Au Québec, s’il est de plus en plus difficile de trouver un vétérinaire qui consent au dégriffage, il n’y a pas eu encore de position arrêtée de la part de l’ordre professionnel.

L’an dernier, l’Ordre des médecins vétérinaires a cependant publié un avis d’interdiction contre la caudectomie (l’ablation de la queue d’un animal) chez le chien, le chat, les bovins et les chevaux et contre l’essorillement (la coupe des oreilles d’un animal) à des fins esthétiques.

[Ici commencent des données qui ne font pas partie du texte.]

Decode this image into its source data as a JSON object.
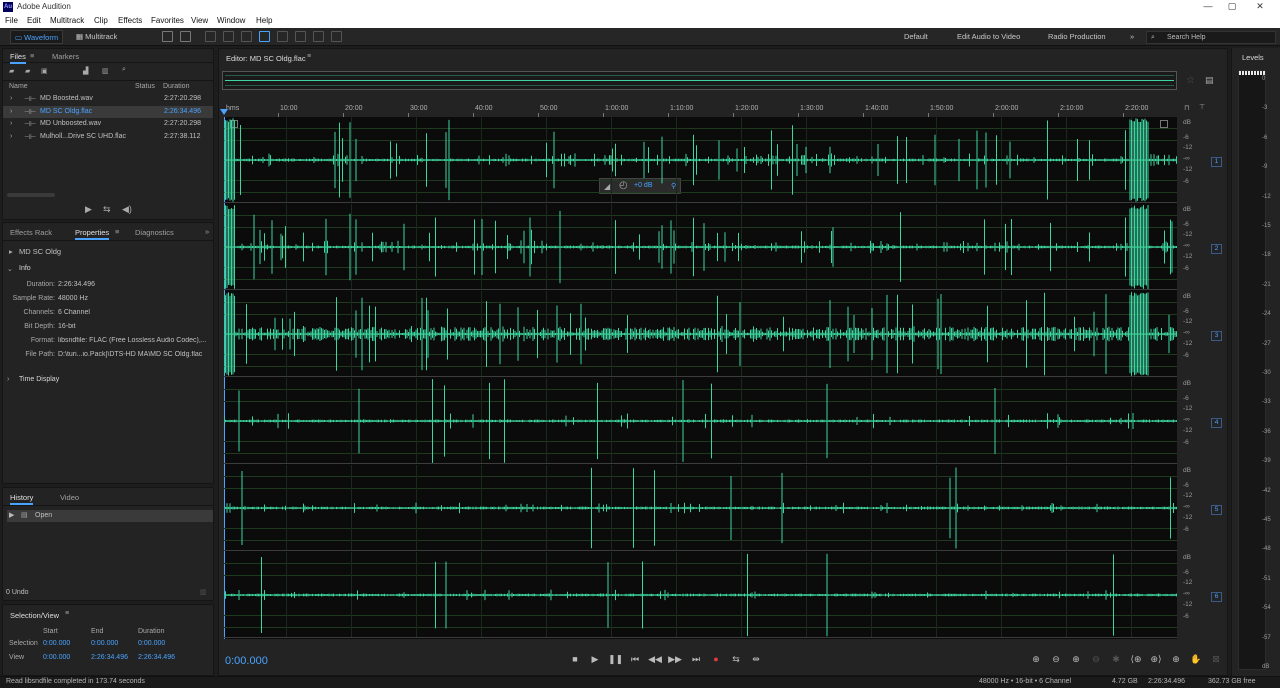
{
  "window": {
    "title": "Adobe Audition",
    "app_icon": "Au"
  },
  "menu": [
    "File",
    "Edit",
    "Multitrack",
    "Clip",
    "Effects",
    "Favorites",
    "View",
    "Window",
    "Help"
  ],
  "toolbar": {
    "waveform_label": "Waveform",
    "multitrack_label": "Multitrack",
    "workspaces": [
      "Default",
      "Edit Audio to Video",
      "Radio Production"
    ],
    "more": "»",
    "search_placeholder": "Search Help"
  },
  "files_panel": {
    "tabs": [
      "Files",
      "Markers"
    ],
    "columns": {
      "name": "Name",
      "status": "Status",
      "duration": "Duration"
    },
    "rows": [
      {
        "name": "MD Boosted.wav",
        "duration": "2:27:20.298",
        "selected": false
      },
      {
        "name": "MD SC Oldg.flac",
        "duration": "2:26:34.496",
        "selected": true
      },
      {
        "name": "MD Unboosted.wav",
        "duration": "2:27:20.298",
        "selected": false
      },
      {
        "name": "Mulholl...Drive SC UHD.flac",
        "duration": "2:27:38.112",
        "selected": false
      }
    ]
  },
  "properties_panel": {
    "tabs": [
      "Effects Rack",
      "Properties",
      "Diagnostics"
    ],
    "file_name": "MD SC Oldg",
    "info_header": "Info",
    "info": [
      {
        "label": "Duration:",
        "value": "2:26:34.496"
      },
      {
        "label": "Sample Rate:",
        "value": "48000 Hz"
      },
      {
        "label": "Channels:",
        "value": "6 Channel"
      },
      {
        "label": "Bit Depth:",
        "value": "16-bit"
      },
      {
        "label": "Format:",
        "value": "libsndfile: FLAC (Free Lossless Audio Codec),..."
      },
      {
        "label": "File Path:",
        "value": "D:\\turi...io.Pack]\\DTS-HD MA\\MD SC Oldg.flac"
      }
    ],
    "time_display": "Time Display"
  },
  "history_panel": {
    "tabs": [
      "History",
      "Video"
    ],
    "items": [
      "Open"
    ],
    "undo": "0 Undo"
  },
  "selection_panel": {
    "title": "Selection/View",
    "columns": [
      "Start",
      "End",
      "Duration"
    ],
    "rows": [
      {
        "label": "Selection",
        "start": "0:00.000",
        "end": "0:00.000",
        "duration": "0:00.000"
      },
      {
        "label": "View",
        "start": "0:00.000",
        "end": "2:26:34.496",
        "duration": "2:26:34.496"
      }
    ]
  },
  "editor": {
    "title": "Editor: MD SC Oldg.flac",
    "ruler_unit": "hms",
    "ruler_labels": [
      "10:00",
      "20:00",
      "30:00",
      "40:00",
      "50:00",
      "1:00:00",
      "1:10:00",
      "1:20:00",
      "1:30:00",
      "1:40:00",
      "1:50:00",
      "2:00:00",
      "2:10:00",
      "2:20:00"
    ],
    "hud_gain": "+0 dB",
    "db_scale": [
      "dB",
      "-6",
      "-12",
      "-∞",
      "-12",
      "-6"
    ],
    "channels": [
      "1",
      "2",
      "3",
      "4",
      "5",
      "6"
    ],
    "waveform_color": "#3ed6a0"
  },
  "transport": {
    "time": "0:00.000"
  },
  "levels": {
    "title": "Levels",
    "ticks": [
      "0",
      "-3",
      "-6",
      "-9",
      "-12",
      "-15",
      "-18",
      "-21",
      "-24",
      "-27",
      "-30",
      "-33",
      "-36",
      "-39",
      "-42",
      "-45",
      "-48",
      "-51",
      "-54",
      "-57",
      "dB"
    ]
  },
  "status": {
    "message": "Read libsndfile completed in 173.74 seconds",
    "format": "48000 Hz • 16-bit • 6 Channel",
    "size": "4.72 GB",
    "duration": "2:26:34.496",
    "free": "362.73 GB free"
  }
}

Jusqu’alors, de telles chirurgies étaient demandées, notamment par des propriétaires désireux que leur animal réponde à certaines normes de race.

AVIS DE L’EXPERT

SÉBASTIEN KFOURY, VÉTÉRINAIRE

Au Québec, cette idée devrait être… adoptée

Le Dr Kfoury, qui possède deux centres d’urgence vétérinaire et cinq hôpitaux dans la région de Montréal, ne pourrait être plus d’accord avec les vétérinaires de la Nouvelle-Écosse.

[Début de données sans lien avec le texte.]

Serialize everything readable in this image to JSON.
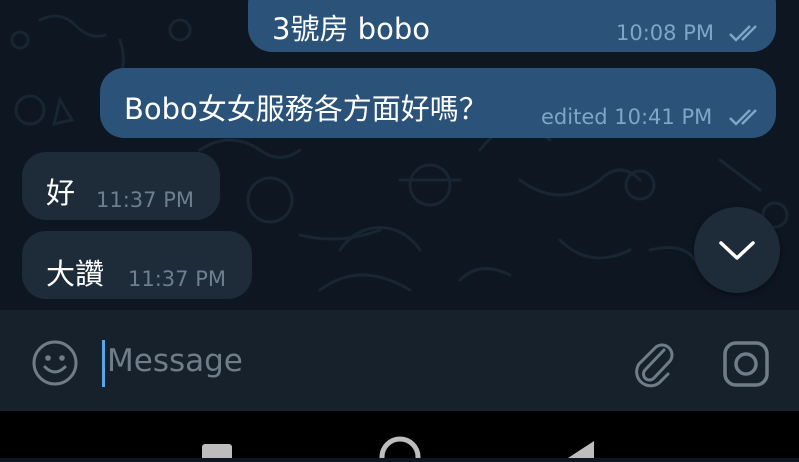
{
  "messages": [
    {
      "text": "3號房 bobo",
      "time": "10:08 PM",
      "direction": "outgoing",
      "status": "read"
    },
    {
      "text": "Bobo女女服務各方面好嗎？",
      "time": "edited 10:41 PM",
      "direction": "outgoing",
      "status": "read"
    },
    {
      "text": "好",
      "time": "11:37 PM",
      "direction": "incoming"
    },
    {
      "text": "大讚",
      "time": "11:37 PM",
      "direction": "incoming"
    }
  ],
  "composer": {
    "placeholder": "Message",
    "emoji_icon": "emoji-icon",
    "attach_icon": "paperclip-icon",
    "camera_icon": "instagram-camera-icon"
  },
  "scroll_button_icon": "chevron-down-icon",
  "colors": {
    "background": "#0e1621",
    "outgoing_bubble": "#2b5278",
    "incoming_bubble": "#1e2c3a",
    "composer_bar": "#17212b",
    "accent": "#5aa5e6"
  }
}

Dans ses hôpitaux et ses cliniques, note-t-il d’ailleurs, ses collègues et lui refusent de dégriffer les chats.

« Trop de gens ont le réflexe de penser qu’un chat, ça vient stérilisé et dégriffé. Eh bien non. Un chat, ça a des griffes et quand on en adopte un, il faut l’accepter comme tel. »

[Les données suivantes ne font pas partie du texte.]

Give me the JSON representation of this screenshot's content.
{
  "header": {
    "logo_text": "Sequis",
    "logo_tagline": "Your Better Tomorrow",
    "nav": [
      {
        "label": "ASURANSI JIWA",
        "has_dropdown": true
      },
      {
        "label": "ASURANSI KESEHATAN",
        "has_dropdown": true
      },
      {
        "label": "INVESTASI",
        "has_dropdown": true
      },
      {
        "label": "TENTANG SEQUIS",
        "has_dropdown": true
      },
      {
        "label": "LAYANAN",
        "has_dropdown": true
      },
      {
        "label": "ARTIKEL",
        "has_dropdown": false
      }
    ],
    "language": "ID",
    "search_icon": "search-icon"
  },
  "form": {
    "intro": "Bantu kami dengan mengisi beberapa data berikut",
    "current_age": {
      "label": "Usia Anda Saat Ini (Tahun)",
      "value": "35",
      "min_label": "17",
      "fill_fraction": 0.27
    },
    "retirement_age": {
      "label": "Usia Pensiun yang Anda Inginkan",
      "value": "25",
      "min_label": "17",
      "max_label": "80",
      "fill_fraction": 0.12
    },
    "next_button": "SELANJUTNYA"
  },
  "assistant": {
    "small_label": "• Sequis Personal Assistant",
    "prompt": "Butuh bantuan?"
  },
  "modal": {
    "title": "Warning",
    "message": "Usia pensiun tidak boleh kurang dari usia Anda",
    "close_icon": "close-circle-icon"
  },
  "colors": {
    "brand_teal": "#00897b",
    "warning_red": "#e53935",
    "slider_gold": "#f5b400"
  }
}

Et, s’il ne vient à l’idée de personne de faire dégriffer un chien pour protéger ses planchers de bois franc, « pourquoi pense-t-on qu’il est acceptable de faire dégriffer un chat ? »

Le dégriffage est une réelle mutilation qui est non seulement souffrante, mais risque aussi d’avoir des conséquences à long terme sur l’animal, signale le docteur Kfoury. Très souvent, le dégriffage « modifiera la posture du chat », lui fera modifier sa démarche et le rendra mal à l’aise, peut-être pour le reste de ses jours.

Et c’est sans compter les risques d’infection, de kystes et « ces opérations qu’il faut refaire quand la griffe recommence à pousser sous la peau ».

Au Québec, si de plus en plus de voix s’élèvent contre la pratique, des vétérinaires acquiescent encore à cette demande.

Le Dr Kfoury espère donc que la position ferme prise en Nouvelle-Écosse soit imitée ici.

Cela ne signifie pas pour autant qu’il faut renoncer à avoir de beaux meubles. Il existe plusieurs solutions de rechange éthiques au dégriffage, explique le Dr Kfoury. Il suffit de tailler les griffes des chats, de leur fournir des poteaux appropriés et, au besoin, de leur faire porter des « capuchons à griffes », qui se vendent un peu partout.

Mais que penser de ceux qui ont de jeunes enfants et qui craignent qu’ils soient blessés par une égratignure de chat ou qui imaginent le pire, du genre un œil crevé ?

« Honnêtement, dans toutes mes années de pratique, je n’ai jamais entendu que ce soit arriver, répond le Dr Kfoury. Et si on fait dégriffer son chat pour se protéger d’éventuelles bactéries, il faudrait se rappeler que tout contact avec un animal entraîne en soi un minimum de risque », répond le Dr Kfoury.

Qui plus est, le chat dégriffé aura tendance à mordre davantage et les morsures de chat, elles, peuvent vraiment causer un abcès et être plus problématiques, indique le Dr Kfoury.